Are Peter Kellner’s benchmarks correct?
The political commentator and head of the YouGov polling organisation, Peter Kellner, has posted an article asking this question – How deep a hole are the Tories in?
He starts:- The short answer is: very. Here are some benchmarks by which to judge the Conservatives. Their vote share in 1997: 31%. In 2001: 33%. Needed to form a bare majority in the House of Commons: at least 40%. Needed six months before the start of an election campaign, based on past experience, to protect against a late swing back to the Government: 45%. Current support: 29%
While accepting the main thrust of his article we are not too happy with some of his numbers.

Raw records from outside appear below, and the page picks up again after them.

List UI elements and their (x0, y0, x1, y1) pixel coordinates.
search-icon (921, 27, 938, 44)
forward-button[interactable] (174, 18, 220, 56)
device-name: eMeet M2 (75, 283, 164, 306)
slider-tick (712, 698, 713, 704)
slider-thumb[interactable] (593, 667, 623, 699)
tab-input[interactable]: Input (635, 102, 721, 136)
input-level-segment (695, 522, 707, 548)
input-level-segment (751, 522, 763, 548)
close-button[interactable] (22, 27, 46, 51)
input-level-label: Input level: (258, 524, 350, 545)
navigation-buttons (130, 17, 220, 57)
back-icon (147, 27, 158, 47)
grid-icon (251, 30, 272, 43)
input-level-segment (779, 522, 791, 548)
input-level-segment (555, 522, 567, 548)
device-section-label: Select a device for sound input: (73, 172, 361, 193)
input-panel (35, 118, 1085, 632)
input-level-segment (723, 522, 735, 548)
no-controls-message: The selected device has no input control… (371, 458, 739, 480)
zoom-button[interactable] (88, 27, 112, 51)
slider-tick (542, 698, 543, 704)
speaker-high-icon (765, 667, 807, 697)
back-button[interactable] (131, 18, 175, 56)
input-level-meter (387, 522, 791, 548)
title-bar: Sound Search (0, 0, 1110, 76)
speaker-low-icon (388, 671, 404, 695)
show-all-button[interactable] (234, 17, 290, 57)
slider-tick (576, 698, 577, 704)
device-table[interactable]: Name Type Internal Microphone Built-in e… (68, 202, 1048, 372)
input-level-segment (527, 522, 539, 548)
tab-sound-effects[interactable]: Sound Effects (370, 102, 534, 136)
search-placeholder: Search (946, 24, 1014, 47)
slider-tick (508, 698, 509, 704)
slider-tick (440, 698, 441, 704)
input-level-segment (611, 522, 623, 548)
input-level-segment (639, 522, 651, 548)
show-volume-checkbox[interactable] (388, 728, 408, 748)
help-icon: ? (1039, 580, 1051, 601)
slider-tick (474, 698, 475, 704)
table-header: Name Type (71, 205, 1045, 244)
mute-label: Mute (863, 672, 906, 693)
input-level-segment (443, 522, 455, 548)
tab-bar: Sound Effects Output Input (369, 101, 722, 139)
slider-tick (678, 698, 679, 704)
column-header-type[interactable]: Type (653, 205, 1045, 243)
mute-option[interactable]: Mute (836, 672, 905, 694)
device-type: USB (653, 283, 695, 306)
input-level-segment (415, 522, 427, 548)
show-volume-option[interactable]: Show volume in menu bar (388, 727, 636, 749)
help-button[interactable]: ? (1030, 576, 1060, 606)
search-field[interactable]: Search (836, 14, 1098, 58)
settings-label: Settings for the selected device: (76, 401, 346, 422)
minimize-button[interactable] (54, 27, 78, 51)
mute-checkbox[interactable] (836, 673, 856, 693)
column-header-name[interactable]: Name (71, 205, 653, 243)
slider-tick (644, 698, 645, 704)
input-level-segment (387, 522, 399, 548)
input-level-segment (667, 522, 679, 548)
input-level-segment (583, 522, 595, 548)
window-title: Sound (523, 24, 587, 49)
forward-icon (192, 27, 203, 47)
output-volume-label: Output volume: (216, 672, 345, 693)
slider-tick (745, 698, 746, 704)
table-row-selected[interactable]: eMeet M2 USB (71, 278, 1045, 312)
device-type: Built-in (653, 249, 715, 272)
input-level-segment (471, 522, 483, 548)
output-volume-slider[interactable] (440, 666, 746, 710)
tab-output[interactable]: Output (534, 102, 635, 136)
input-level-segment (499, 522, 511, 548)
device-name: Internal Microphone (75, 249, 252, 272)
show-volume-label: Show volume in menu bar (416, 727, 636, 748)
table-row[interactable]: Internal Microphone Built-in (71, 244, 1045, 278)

“Needed to have a bare Commons majority: at least 40%.” This is a classic case of looking at the next election through the eyes of 2001. That figure is based on taking what happened last time and appyling a uniform national swing to calculate what the Tories need to do. It’s not as simple as that and if you check out the Andy Cooke projection you can find many scenarios where the Tories need a much smaller vote share. With the Lib Dems on 25% then Michael Howard could be marching into Downing Street with just over 36%.
“Poll margin needed to protect against a late swing back to the Government: 5%.” That might have been the case with Labour during the 80s and early 90s but there is no evidence that the same applies to the Tories. In modern times, whether in opposition ot Government the Labour poll share has fallen sharply before General Elections – the Tory share has risen. This even happened ahead of Labour’s landslide victories in 1997 and 2001.
“Current Tory support: 29%.”. Although we like YouGov’s interviewer-free approach our confidence has been knocked by the over-stating of UKIP which this poll puts at 9%. For whatever reason YouGov’s methodology seems to give R K-S’s party much bigger figures compared with other pollsters or real results. The classic was YouGov’s massive 7,000 person survey on the day of the Euro Elections when many people had, presumably already voted. YouGov predicted CON 22%(-4.7), LAB 22%(-0.6), UKIP 20%(+3.9), LD 14%(-0.9). The figure in the brackets shows the variation on the actual result. Thus for every four people who voted UKIP YouGov was predicting just under 5. It was the other way round with their Tory figure – approximately 5 people actually voted against the the poll prediction of four.
But the real reason why Michael Howard is in a hole is not about numbers. His problem is that he’s facing Tony Blair – the most brilliant political strategist for a generation. As soon as the Tory leader develops a popular policy Blair moves in to steal it or close it down. Just look at the annoucement on when he will step down or the decision to hold a referendum on the EU constitution and how Blair always manages to trump whatever the Tories are planning to campaign on.